The rise of digital assets is a revolution in the digital and financial world; for the first time, individuals can make direct money payments across the globe at the speed of the internet. The widespread use of digital assets would allow consumers to transfer money near-instantaneously rather than rely on a series of intermediaries to conduct a single transaction. It is, however, essential to continue a robust cash economy where consumers can enjoy the benefits of financial privacy.
The Federal Reserve’s exploration into CBDC raises serious questions regarding the continued development of the digital economy, consumer privacy, and the eventual transition to a cashless system of payments. The United States must not follow countries like China down the path of digital authoritarianism but instead preserve a payment system that promotes consumer privacy and security.
There are currently numerous products such as stablecoins, digital assets whose value is pegged to a fiat currency that can satisfy the needs of consumers and bring our economy into the 21st century. Stablecoins can lower payment costs, increase payment speeds, and promote access to the payment system. Despite stablecoins revolutionizing the digital asset marketplace, the President’s Working Group on Financial Market’s (PWG) report on stablecoins is catalyzing a push by government officials to crack down on stablecoins, and craft new regulations and erect barriers to entry. The attack on stablecoins is inseparable from developing a CBDC, a state-sponsored substitute that would crowd out private-sector competition.
One of the most significant features that draw people to digital assets is decentralization. There is no central authority that manages the supply and value of most digital assets. Instead, most digital assets democratize their management amongst their users. A CBDC runs counter to this premise.
Unlike existing forms of digital money, a CBDC would be a liability of the Federal Reserve. If the Federal Reserve were to issue CBDC in an account-based model, consumers would hold deposit accounts directly with the Federal Reserve. This would, in effect, mobilize the Federal Reserve into a commercial bank.
A CBDC would fundamentally change the structure of the U.S. financial system, altering the roles and responsibilities of the private sector and the central bank. A CBDC can undermine our current banking system that relies heavily on deposits to fund loans. A widely-available CBDC would serve as a close or near-perfect substitute for commercial bank money. Reducing aggregate deposits into commercial banks will inevitably reduce access to credit and increase costs.
A CBDC is a hazardous tool that could pose significant privacy concerns for American consumers. A widely-used CBDC would create a trove of financial data in the same way that commercial banks and nonbank entities do so today. The account-based model of CBDC leaves consumers vulnerable to government abuses and the security risks of a single centralized point of failure. Any United States CBDC would need to be issued in an intermediated model that would provide a degree of separation between consumers and the central bank. Any CBDC implemented must offer the same convenience of cash and the same privacy protections.
Traditional cash payments provide consumers with a wide range of benefits from privacy to personal autonomy. Physical cash is the only form of payment that does not require a third party such as electricity or an internet provider. This, coupled with the benefits of privacy and anonymity, supply an invaluable service to consumers that CBDC cannot replicate or replace.

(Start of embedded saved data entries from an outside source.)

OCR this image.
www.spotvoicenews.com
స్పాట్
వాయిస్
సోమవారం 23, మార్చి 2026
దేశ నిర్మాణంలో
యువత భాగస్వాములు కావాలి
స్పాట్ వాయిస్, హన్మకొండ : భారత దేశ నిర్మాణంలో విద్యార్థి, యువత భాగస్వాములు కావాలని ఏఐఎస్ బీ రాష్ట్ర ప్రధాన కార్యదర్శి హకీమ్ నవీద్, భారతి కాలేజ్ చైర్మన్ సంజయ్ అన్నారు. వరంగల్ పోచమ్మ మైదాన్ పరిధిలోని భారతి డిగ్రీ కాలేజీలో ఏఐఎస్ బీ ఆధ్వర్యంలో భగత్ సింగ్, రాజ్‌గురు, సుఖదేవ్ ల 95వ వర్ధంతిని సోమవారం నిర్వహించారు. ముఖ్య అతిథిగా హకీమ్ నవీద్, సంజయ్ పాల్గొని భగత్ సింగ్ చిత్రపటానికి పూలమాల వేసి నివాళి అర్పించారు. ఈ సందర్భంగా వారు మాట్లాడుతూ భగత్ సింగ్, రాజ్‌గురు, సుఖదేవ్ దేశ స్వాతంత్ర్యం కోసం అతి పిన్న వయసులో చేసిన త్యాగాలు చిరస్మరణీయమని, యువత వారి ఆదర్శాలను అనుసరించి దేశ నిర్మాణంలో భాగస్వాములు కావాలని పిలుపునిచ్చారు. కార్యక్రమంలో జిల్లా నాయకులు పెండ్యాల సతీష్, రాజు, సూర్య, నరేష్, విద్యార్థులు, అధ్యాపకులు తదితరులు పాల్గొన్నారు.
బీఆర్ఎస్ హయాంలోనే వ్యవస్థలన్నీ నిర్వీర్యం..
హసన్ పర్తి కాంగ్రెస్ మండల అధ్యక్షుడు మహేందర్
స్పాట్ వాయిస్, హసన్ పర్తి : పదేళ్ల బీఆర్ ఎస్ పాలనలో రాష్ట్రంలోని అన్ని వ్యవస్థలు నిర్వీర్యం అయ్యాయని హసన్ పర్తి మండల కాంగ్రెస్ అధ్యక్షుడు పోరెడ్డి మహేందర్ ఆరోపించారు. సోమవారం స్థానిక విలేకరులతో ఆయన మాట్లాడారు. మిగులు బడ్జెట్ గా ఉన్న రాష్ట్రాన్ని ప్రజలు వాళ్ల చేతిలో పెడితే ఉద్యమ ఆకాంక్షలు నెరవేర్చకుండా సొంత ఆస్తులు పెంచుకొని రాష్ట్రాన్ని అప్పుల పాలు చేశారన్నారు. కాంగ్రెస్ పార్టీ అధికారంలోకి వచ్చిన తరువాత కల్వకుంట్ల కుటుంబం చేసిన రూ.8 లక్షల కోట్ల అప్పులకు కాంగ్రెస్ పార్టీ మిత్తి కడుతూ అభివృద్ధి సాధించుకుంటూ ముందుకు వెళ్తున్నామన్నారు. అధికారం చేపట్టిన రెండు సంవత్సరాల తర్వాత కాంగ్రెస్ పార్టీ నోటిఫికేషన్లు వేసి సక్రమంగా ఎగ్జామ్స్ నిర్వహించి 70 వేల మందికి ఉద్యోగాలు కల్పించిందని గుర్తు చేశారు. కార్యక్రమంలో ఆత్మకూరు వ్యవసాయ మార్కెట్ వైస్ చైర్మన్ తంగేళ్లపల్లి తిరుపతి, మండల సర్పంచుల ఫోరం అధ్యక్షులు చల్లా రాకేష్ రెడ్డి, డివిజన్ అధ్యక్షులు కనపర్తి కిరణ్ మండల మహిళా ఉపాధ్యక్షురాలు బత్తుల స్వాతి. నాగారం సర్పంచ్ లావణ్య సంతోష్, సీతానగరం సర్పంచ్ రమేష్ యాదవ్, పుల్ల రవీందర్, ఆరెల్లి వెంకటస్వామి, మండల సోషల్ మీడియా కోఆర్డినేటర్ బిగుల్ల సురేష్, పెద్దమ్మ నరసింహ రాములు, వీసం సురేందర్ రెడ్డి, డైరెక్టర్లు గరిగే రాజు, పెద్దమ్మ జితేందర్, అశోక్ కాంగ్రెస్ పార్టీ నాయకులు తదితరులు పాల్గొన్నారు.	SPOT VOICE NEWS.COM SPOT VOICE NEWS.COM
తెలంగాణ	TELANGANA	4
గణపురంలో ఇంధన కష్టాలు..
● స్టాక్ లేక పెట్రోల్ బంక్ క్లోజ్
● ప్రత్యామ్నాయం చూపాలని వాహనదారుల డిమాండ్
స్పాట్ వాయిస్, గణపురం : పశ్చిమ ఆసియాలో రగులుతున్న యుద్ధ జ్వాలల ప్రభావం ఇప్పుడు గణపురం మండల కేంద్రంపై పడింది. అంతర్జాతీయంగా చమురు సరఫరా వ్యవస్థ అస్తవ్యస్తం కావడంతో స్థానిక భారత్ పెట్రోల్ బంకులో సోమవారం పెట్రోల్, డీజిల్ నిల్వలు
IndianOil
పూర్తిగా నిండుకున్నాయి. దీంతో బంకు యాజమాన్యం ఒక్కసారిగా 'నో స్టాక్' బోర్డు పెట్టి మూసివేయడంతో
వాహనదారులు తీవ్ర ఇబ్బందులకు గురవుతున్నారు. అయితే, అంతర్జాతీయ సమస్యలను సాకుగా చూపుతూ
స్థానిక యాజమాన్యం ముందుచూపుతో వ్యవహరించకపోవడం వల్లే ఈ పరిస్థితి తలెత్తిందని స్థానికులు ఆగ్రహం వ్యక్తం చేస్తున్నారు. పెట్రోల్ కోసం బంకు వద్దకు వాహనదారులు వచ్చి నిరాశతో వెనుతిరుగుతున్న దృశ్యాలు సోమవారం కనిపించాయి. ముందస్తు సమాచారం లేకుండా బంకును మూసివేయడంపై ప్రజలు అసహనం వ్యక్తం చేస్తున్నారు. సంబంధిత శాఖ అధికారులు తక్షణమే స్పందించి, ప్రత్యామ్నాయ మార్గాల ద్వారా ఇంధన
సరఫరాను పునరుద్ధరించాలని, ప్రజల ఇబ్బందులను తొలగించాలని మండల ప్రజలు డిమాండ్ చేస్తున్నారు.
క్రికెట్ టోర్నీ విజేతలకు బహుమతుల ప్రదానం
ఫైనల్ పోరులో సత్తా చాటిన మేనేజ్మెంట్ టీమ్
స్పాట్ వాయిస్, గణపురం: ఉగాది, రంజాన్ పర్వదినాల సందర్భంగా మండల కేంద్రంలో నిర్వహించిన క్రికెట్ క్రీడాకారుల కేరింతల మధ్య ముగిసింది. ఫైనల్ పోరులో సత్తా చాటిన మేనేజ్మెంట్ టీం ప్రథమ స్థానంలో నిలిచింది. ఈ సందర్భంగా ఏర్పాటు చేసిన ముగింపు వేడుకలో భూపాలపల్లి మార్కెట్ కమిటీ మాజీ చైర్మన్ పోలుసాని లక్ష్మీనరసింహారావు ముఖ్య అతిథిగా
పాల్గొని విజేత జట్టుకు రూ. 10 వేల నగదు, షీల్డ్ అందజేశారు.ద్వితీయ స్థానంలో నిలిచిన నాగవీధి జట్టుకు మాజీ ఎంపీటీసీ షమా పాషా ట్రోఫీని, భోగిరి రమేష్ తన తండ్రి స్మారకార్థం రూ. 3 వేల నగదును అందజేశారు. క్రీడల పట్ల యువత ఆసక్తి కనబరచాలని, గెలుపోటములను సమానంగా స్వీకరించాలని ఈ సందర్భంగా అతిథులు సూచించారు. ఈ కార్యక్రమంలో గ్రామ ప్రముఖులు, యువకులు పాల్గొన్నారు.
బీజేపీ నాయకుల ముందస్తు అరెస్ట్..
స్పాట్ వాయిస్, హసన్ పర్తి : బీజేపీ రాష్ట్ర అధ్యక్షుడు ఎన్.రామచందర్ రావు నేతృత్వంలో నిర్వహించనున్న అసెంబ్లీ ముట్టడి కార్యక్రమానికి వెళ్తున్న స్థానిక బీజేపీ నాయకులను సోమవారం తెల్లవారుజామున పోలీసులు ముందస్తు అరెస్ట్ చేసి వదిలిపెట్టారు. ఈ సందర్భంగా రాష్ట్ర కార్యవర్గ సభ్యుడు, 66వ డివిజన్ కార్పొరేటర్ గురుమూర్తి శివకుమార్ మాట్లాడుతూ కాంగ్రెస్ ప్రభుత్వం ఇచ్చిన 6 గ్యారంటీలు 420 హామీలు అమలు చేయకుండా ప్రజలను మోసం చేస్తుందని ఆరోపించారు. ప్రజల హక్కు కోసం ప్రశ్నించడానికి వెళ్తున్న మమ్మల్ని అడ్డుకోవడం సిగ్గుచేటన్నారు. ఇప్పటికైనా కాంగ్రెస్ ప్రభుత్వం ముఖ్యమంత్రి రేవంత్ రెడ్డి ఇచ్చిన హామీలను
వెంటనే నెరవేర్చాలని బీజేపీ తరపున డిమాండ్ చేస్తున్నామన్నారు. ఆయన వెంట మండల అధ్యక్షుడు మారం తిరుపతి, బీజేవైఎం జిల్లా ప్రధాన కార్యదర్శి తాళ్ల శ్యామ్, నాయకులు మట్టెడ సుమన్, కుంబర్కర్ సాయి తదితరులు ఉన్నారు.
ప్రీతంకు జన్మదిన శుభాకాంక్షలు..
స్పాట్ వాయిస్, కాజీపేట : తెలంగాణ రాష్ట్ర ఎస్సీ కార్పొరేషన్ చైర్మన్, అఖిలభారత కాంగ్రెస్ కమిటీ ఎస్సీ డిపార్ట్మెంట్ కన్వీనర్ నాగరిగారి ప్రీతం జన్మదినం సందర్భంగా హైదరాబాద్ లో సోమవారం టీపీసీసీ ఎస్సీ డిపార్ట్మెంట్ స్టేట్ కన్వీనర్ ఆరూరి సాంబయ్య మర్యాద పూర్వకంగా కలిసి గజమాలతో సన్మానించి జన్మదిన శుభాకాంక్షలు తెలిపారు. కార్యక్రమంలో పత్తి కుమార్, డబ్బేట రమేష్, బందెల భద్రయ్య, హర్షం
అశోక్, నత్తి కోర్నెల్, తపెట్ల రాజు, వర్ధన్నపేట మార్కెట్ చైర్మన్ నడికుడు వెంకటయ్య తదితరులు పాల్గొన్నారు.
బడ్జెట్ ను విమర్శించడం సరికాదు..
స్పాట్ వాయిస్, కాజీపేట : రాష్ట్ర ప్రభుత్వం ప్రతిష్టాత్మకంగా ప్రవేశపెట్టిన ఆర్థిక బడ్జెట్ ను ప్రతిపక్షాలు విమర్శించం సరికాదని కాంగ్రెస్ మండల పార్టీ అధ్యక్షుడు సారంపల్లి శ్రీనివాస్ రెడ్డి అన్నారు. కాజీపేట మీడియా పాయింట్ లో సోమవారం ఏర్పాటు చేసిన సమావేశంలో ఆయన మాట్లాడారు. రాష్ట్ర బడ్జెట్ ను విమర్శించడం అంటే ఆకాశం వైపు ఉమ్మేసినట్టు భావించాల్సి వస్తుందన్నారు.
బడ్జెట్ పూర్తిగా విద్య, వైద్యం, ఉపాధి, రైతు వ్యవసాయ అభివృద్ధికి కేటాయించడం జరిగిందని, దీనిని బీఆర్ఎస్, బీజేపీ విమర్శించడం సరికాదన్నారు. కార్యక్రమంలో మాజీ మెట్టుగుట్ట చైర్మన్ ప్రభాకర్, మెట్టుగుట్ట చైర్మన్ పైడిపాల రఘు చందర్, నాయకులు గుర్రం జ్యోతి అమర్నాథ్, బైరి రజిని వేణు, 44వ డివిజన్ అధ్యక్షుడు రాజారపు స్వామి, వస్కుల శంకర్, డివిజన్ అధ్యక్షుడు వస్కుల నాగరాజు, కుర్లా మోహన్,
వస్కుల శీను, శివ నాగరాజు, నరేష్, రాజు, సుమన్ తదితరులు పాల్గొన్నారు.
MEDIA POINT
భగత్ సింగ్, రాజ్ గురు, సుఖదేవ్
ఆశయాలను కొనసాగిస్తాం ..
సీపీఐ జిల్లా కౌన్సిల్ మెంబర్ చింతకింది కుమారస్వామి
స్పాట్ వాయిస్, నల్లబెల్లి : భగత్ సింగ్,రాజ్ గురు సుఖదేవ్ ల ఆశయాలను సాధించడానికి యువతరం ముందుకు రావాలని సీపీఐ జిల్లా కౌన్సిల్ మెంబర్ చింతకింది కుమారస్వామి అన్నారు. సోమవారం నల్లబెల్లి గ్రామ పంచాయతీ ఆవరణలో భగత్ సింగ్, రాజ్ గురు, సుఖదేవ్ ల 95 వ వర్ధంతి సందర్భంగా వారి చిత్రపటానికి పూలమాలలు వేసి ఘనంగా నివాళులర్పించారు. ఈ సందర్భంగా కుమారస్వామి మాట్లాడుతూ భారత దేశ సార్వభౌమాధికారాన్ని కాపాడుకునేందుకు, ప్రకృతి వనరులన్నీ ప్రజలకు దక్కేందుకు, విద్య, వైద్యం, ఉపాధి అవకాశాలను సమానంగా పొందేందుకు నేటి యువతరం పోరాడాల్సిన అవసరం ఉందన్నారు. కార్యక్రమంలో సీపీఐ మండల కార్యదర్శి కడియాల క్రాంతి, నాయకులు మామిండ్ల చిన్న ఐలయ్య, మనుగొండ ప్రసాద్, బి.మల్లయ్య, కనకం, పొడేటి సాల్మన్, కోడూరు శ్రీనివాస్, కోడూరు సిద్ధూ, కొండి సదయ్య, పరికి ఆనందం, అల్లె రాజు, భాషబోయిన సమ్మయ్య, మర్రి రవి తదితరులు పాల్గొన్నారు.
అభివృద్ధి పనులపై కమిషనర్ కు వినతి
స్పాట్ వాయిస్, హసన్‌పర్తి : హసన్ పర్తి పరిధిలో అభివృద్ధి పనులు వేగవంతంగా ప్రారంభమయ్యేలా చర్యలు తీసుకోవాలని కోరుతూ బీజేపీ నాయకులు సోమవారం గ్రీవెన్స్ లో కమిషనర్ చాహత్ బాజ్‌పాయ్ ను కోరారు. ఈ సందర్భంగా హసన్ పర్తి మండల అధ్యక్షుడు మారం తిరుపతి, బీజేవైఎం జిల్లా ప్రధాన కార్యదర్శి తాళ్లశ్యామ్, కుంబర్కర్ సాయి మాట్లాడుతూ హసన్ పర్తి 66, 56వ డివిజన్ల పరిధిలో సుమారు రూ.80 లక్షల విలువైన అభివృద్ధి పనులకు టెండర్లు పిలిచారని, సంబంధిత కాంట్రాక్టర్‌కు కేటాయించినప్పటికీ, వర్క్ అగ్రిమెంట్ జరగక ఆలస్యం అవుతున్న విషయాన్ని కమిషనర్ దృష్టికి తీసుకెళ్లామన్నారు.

The implementation of a CBDC in the United States would fundamentally change the United States’ financial sector and pose serious concerns. Creating a CBDC that does not enjoy the same anonymity benefits of cash will open the door for large-scale abuses and should not be implemented in any way by the Federal Reserve. The United States must move our economy into the 21st century by embracing the rise of cryptocurrencies and other digital assets but cannot forsake consumer privacy in doing so.